We find this development particularly interesting given the potentially thin relation with pattern-matching (PM) that we might be exploiting in some particular schemas, as we suggested in our post; hence, it will be interesting to take that possibility into consideration for such a purpose. That would be the case if we eventually aim at PM based code on (massive) data sources (i.e. by means of rule-based programs).

As you might know LINQ offers uniformed and natural access to (CLR supported) heterogeneous data sources by means of an IEnumerable<T> interface that abstracts the result of the query. Query results are (lazily) consumable by means of iteration as in a foreach(T t in q) statement or directly by forcing it into other data forms. A set of query operators -main of them with a nice syntax support via extensions methods- are offered (from, where, join, etc) that can be considered phases on gathering and further filtering, joining, etc, input data sources.

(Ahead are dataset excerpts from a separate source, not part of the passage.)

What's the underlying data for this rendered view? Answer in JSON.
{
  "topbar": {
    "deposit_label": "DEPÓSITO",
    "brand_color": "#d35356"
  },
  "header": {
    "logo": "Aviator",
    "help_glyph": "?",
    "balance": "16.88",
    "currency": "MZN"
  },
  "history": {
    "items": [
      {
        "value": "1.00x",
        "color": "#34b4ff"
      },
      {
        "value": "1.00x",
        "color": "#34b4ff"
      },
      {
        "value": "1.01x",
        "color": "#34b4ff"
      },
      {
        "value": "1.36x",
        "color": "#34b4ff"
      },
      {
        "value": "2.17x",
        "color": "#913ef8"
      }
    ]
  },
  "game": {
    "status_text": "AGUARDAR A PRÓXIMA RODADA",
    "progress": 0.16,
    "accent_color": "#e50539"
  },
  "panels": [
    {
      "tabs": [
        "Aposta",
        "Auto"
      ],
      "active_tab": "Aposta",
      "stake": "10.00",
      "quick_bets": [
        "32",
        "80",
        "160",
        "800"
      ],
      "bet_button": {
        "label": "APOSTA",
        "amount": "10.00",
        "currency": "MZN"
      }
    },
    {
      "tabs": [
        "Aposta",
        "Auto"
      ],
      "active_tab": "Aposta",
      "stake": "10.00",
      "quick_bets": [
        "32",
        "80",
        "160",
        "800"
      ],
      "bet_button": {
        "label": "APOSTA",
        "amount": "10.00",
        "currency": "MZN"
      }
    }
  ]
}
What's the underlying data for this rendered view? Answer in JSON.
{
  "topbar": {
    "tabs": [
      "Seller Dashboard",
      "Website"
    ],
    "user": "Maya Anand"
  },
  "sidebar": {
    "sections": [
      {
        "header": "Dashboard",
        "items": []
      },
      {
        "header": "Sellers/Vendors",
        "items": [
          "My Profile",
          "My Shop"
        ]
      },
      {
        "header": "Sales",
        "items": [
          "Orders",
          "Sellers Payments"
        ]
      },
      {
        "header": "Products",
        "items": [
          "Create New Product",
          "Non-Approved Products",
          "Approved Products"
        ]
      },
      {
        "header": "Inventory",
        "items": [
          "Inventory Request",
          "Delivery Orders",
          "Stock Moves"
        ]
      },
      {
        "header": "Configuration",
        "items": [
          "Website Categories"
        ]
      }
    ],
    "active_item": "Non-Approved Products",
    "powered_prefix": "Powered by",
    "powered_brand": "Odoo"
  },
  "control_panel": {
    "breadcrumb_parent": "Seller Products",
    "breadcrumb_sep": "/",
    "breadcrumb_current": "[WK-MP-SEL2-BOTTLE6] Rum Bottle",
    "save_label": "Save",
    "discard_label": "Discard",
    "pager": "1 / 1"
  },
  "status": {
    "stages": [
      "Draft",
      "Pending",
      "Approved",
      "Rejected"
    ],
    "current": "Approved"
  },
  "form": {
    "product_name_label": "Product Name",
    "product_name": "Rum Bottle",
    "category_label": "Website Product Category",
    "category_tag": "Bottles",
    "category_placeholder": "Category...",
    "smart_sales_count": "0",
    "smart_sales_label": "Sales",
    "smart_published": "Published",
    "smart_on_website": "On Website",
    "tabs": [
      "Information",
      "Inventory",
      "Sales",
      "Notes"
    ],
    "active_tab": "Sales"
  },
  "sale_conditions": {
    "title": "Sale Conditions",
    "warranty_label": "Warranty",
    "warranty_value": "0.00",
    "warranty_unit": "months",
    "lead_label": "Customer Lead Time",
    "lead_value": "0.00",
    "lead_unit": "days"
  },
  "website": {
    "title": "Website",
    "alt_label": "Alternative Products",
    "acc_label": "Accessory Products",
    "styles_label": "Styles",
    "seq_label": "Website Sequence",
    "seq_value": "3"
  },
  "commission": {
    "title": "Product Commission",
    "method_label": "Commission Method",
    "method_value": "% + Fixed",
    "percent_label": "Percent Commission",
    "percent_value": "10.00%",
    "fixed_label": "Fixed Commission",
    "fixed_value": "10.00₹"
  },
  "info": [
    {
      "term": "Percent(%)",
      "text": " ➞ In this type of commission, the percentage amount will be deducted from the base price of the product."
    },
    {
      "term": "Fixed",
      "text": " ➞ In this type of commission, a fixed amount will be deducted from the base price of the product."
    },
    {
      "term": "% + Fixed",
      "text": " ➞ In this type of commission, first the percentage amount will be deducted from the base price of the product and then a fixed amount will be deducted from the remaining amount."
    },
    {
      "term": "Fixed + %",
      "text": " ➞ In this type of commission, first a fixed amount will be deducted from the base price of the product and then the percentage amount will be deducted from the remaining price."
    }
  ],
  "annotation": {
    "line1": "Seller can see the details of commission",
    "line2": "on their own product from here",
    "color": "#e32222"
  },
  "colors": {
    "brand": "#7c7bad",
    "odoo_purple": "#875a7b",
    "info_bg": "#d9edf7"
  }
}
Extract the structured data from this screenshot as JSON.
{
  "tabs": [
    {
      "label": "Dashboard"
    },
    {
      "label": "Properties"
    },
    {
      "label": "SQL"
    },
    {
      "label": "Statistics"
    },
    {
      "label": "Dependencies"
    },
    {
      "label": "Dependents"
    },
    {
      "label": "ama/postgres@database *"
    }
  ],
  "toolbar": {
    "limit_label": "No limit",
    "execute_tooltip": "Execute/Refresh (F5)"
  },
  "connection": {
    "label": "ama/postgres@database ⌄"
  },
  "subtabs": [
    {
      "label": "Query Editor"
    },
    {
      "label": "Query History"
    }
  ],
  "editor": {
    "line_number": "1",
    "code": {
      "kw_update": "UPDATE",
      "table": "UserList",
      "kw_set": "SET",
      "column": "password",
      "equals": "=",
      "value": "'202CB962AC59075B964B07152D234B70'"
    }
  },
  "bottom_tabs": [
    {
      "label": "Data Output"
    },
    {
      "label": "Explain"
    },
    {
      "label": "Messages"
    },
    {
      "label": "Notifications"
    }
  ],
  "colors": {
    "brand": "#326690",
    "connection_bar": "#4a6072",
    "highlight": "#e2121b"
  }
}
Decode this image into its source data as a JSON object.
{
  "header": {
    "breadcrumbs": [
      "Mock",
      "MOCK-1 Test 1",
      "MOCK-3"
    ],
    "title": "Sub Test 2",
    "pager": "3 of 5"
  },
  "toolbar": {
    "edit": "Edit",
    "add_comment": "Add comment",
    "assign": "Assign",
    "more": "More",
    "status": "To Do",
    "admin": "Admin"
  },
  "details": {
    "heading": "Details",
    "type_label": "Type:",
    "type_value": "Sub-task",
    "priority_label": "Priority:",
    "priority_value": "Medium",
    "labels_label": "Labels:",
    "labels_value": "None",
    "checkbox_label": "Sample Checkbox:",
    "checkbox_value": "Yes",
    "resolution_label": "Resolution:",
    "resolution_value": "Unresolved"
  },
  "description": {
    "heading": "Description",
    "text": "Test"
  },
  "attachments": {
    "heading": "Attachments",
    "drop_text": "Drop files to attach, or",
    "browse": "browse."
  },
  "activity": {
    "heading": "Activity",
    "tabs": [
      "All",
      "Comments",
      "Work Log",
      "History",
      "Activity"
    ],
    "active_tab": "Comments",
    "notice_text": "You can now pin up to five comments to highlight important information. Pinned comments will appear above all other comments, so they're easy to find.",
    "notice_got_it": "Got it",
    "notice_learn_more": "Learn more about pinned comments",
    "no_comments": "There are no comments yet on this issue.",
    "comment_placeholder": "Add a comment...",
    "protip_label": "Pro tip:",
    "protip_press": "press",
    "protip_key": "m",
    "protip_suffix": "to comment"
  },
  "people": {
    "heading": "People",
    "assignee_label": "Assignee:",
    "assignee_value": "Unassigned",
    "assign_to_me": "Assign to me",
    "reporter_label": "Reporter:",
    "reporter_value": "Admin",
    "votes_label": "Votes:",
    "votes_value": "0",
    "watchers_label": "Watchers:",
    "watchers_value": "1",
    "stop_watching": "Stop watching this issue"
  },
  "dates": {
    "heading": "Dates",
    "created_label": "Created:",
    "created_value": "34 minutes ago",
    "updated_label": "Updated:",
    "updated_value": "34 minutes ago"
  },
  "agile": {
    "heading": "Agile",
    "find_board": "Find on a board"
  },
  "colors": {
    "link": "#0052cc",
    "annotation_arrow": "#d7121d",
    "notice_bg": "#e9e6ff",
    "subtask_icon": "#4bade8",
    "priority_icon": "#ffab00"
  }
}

For PLINQ, as we can notice, the path followed is essentially via a special data structure represented by the type IParallelEnumerable<T> (that extends IEnumerable<T>). For instance, in the following snippet model given by the author:

IEnumerable<T> data = ...;
var q = data.AsParallel().Where(x => p(x)).Orderby(x => k(x)).Select(x => f(x));
foreach (var e in q) a(e);

A call to extension method AsParallel is apparently the main requirement from the programmer point of view. But, in addition, three models of parallelism are available to in order to process query results: Pipelined, stop-and-go and inverted enumeration. Pipelined synchronizes query dedicated threads to (incrementally) feed the separated enumeration thread. This is normally the default behavior, for instance under the processing schema:

foreach (var e in q) {
    a(e);
}

Stop-and-go joins enumeration so that it waits until query threads are done. In some cases this is chosen, when the query is completely forced.

Inverted enumeration uses a lambda expression provided by the user which to be applied to each element of the query. That avoids any synchronization issue but requires using the special PLINQ ForAll extension method not (yet?) covered by the sugared syntax. As indicated by the author, in the following form:

var q = ... some query ...;
q.ForAll(e => a(e));

As in other cases, however, side-effects must be avoided under this model, but this is just programmer responsibility.